Through dramatic landscapes and visual narratives of the natural world, printmaker Emily Gray Koehler investigates the places she calls home: North Woods and Great Plains, Farm and City, Michigan and Minnesota.
Growing up on her family’s ancestral farm in the forests of Northern Lower Michigan, Koehler developed a strong connection to the natural world. Always with a sketchbook in hand, the curiosities of the woodlands – from salamanders to samaras – and the activities of the farm inspired her creative endeavors from an early age. After receiving a Bachelor of Fine Arts Degree with an emphasis in Printmaking from Grand Valley State University, she moved to Minnesota, where she discovered a passion for protecting and preserving the world around her.
Initially, Koehler’s work explored the agricultural world familiar from her youth. These works often hinted at human relationships to the land and the animals we raise. More recently, her work has evolved to largely focus on normally slow natural processes which have been hastened, interrupted or otherwise affected by human actions such as forest succession, the movement of plant and animal ranges, the introduction of exotic species and surface and groundwater fluctuations.
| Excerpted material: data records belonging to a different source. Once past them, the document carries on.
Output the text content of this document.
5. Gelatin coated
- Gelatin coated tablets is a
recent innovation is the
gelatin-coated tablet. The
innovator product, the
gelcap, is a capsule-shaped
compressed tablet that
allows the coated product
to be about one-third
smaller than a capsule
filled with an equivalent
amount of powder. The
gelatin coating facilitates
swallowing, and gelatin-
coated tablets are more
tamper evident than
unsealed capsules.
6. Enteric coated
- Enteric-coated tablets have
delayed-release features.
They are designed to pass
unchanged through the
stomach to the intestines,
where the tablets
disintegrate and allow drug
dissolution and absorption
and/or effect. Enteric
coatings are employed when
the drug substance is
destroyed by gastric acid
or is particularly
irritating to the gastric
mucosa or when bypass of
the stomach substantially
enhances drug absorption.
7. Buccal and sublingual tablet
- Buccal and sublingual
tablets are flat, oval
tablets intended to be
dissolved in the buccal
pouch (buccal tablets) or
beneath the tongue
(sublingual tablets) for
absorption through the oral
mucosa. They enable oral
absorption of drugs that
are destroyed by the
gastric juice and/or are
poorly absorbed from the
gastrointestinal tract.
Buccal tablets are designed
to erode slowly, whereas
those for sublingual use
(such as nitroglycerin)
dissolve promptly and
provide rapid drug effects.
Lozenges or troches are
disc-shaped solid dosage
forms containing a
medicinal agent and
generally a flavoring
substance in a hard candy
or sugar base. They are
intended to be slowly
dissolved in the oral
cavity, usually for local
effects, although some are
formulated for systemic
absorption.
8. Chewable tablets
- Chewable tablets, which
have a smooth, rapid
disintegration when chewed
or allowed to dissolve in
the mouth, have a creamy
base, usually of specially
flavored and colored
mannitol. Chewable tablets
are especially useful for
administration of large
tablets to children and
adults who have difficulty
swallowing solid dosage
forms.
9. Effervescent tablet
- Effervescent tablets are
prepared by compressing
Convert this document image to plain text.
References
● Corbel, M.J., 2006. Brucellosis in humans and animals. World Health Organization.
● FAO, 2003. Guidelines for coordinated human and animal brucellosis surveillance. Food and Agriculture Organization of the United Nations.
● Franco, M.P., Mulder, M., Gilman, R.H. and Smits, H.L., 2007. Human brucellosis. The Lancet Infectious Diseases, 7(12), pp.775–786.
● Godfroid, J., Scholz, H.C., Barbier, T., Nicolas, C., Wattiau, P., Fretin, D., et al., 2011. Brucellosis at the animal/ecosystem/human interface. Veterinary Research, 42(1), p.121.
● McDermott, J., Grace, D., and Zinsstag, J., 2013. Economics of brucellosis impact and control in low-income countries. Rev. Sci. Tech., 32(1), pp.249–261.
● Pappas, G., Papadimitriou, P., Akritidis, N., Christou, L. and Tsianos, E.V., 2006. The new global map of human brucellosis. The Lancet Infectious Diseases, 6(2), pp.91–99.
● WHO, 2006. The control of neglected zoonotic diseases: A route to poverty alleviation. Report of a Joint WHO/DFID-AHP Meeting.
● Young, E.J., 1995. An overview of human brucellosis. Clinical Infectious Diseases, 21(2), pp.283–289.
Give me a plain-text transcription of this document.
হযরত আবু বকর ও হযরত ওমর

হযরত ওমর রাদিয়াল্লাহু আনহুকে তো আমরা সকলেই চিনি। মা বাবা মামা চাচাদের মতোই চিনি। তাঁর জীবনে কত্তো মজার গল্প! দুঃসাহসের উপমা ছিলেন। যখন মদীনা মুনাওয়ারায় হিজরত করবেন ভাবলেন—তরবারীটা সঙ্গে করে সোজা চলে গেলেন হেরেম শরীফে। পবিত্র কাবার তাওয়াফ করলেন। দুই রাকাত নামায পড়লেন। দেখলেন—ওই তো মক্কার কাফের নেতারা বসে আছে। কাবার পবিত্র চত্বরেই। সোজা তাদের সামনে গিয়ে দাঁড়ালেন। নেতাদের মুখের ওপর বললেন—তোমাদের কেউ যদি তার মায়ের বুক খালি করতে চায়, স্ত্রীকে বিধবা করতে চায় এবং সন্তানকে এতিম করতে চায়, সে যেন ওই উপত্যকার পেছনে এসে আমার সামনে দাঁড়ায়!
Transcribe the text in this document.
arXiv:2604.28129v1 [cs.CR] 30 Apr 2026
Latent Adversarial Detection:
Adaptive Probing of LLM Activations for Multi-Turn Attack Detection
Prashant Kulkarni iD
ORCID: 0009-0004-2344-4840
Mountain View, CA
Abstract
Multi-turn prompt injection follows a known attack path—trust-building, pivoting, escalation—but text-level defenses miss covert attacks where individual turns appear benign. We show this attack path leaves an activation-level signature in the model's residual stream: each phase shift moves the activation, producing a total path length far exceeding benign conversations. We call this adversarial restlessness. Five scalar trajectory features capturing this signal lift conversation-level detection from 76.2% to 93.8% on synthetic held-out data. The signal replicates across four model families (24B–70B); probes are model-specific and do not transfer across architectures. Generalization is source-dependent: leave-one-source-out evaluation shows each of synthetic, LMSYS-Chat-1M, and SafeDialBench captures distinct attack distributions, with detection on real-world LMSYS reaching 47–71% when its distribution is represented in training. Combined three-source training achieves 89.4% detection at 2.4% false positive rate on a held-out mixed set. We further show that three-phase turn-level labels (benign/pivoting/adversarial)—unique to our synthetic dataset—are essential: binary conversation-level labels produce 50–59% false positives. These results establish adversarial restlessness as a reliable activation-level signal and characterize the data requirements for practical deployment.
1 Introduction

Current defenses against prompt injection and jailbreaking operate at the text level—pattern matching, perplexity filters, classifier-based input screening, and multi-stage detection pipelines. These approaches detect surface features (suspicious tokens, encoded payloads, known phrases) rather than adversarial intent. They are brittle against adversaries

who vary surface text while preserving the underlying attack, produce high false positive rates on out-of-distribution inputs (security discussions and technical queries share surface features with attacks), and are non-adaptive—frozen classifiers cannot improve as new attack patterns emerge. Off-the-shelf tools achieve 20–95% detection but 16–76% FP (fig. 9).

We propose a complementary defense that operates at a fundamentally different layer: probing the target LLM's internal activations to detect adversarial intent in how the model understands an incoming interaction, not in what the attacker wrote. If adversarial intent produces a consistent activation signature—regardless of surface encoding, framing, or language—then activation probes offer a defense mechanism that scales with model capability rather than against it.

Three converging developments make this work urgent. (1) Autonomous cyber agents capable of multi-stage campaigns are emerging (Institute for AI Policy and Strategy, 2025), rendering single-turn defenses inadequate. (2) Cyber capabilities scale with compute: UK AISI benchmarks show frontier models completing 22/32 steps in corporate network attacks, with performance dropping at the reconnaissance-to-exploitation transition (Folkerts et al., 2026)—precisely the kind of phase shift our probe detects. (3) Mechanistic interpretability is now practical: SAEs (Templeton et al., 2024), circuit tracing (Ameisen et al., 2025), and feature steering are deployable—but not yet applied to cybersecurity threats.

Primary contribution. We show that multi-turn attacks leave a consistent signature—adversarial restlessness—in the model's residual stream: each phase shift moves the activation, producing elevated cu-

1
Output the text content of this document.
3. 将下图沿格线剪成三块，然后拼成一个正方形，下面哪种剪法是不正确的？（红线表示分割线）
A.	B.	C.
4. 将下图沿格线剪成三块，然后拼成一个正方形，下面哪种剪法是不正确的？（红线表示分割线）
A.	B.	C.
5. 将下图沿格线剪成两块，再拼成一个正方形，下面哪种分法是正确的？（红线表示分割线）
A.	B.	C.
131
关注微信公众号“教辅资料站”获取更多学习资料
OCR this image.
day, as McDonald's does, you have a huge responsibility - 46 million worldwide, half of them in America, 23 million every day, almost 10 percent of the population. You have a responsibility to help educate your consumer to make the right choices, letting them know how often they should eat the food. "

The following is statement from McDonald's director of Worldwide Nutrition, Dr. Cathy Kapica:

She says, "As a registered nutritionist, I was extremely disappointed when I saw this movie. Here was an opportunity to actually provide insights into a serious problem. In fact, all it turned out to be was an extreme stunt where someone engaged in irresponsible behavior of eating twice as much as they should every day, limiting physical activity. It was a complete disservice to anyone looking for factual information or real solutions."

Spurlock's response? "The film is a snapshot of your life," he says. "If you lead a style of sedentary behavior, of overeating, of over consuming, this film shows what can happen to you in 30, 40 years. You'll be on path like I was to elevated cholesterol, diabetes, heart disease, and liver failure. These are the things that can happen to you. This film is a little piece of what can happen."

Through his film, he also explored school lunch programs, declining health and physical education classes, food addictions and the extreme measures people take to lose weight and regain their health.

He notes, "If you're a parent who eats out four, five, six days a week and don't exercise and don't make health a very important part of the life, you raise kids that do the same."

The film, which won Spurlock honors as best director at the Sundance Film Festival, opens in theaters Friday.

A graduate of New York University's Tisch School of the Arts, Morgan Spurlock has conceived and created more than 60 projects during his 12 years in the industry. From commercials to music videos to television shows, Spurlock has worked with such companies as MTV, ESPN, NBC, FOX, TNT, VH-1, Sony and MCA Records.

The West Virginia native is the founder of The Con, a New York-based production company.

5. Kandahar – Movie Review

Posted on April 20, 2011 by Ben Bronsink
Currently working out of her public studio in White Bear Lake, Minnesota, Koehler has exhibited her art throughout the upper Midwest. Her work is also in public and private collections across the country and in Europe. Most recently, Koehler was awarded a 2015 Artist Initiative grant from the Minnesota State Arts Board which aided her in the development of a new body of work entitled The Trespasser’s Garden which investigates the ecology of invasive plants in Minnesota. She is also an active member of Project Art for Nature (PAN), a colaborative group of artists and illustrators working to inspire conservation of nature through art.